Solving the equation $X^2 + (3 +i)X + 1 +i =0$ I have to find the roots of the equation
$$X^2 + (3 +i)X + 1 +i =0.$$
The first step is to find the discrimant which is $4 + 2i$. Then, I assume that the square root of the discriminant is in the form of $a+bi$, so we have to solve the below system
$$a^2-b^2=4\qquad\text{ and }\qquad ab=1.$$
How can I solve the above system ? Please do not provide another solution (e.g using trigonometric form)
 A: You're work so far is good, and indeed you want to find $a,b\in\Bbb{R}$ such that $(a+bi)^2=4+2i$, i.e.
$$a^2-b^2=4\quad\text{ and }\qquad 2ab=2.$$
The latter shows you that $a$ and $b$ are nonzero, and that $b=a^{-1}$. Plugging this into the former yields
$$a^2-a^{-2}=4,$$
and multiplying everything by $a^2$ and rearranging shows that
$$a^4-4a^2-1=0.$$
This is a quadratic in $a^2$, so by the quadratic formula $a^2=2\pm\sqrt{5}$. Because $a$ is real
$$a=\pm\sqrt{2+\sqrt{5}}.$$
A: $(a^{2}+b^{2})^{2}=(a^{2}-b^{2})^{2}+4a^{2}b^{2}$ so $a^{2}+b^{2}=\sqrt {16+4}$ and and $a^{2}-b^{2}=4$.  Can you continue?
A: Hint:
Multiplying by $a^2$,
$$a^2-b^2=4\land ab=1\implies a^4-a^2b^2=a^4-1=4a^2$$ and you get a biquadratic equation in $a$.
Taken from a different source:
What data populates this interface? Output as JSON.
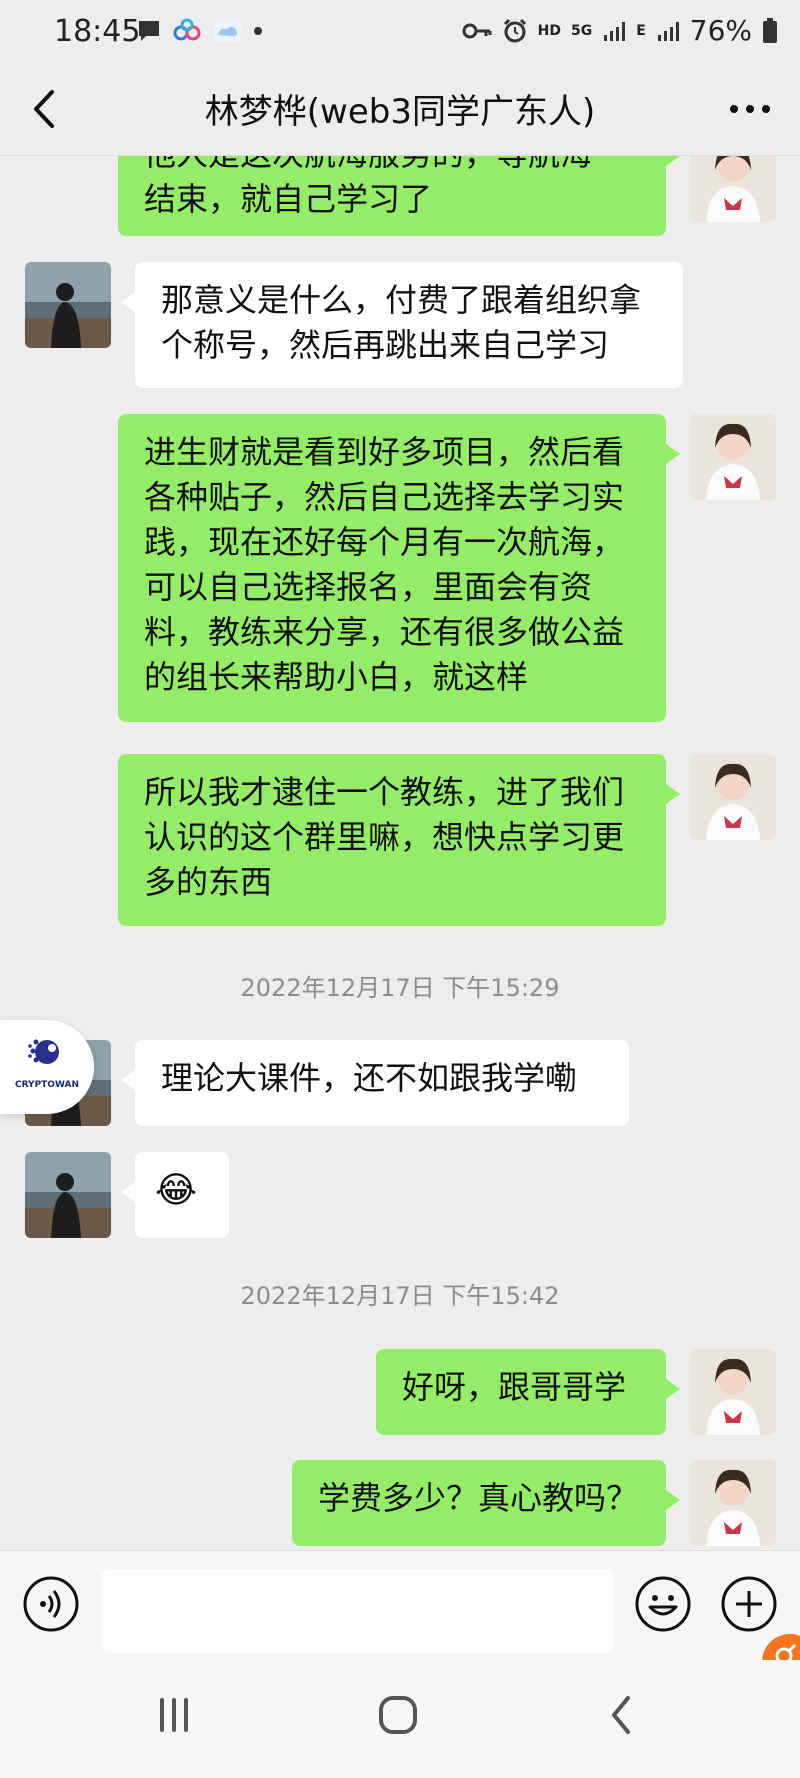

More generally, the square root of $u+iv$ is obtained by solving
$$\begin{cases}a^2-b^2&=u,\\2ab&=v\end{cases}$$ and
$$a^4-ua^2-\frac{v^2}4=0.$$
So,
$$a^2=\frac{\sqrt{u^2+v^2}+u}2$$ (the negative root must be rejected) and similarly
$$b^2=\frac{\sqrt{u^2+v^2}-u}2.$$
After taking the square roots, there are two solutions such that the sign of $ab$ matches that of $v$.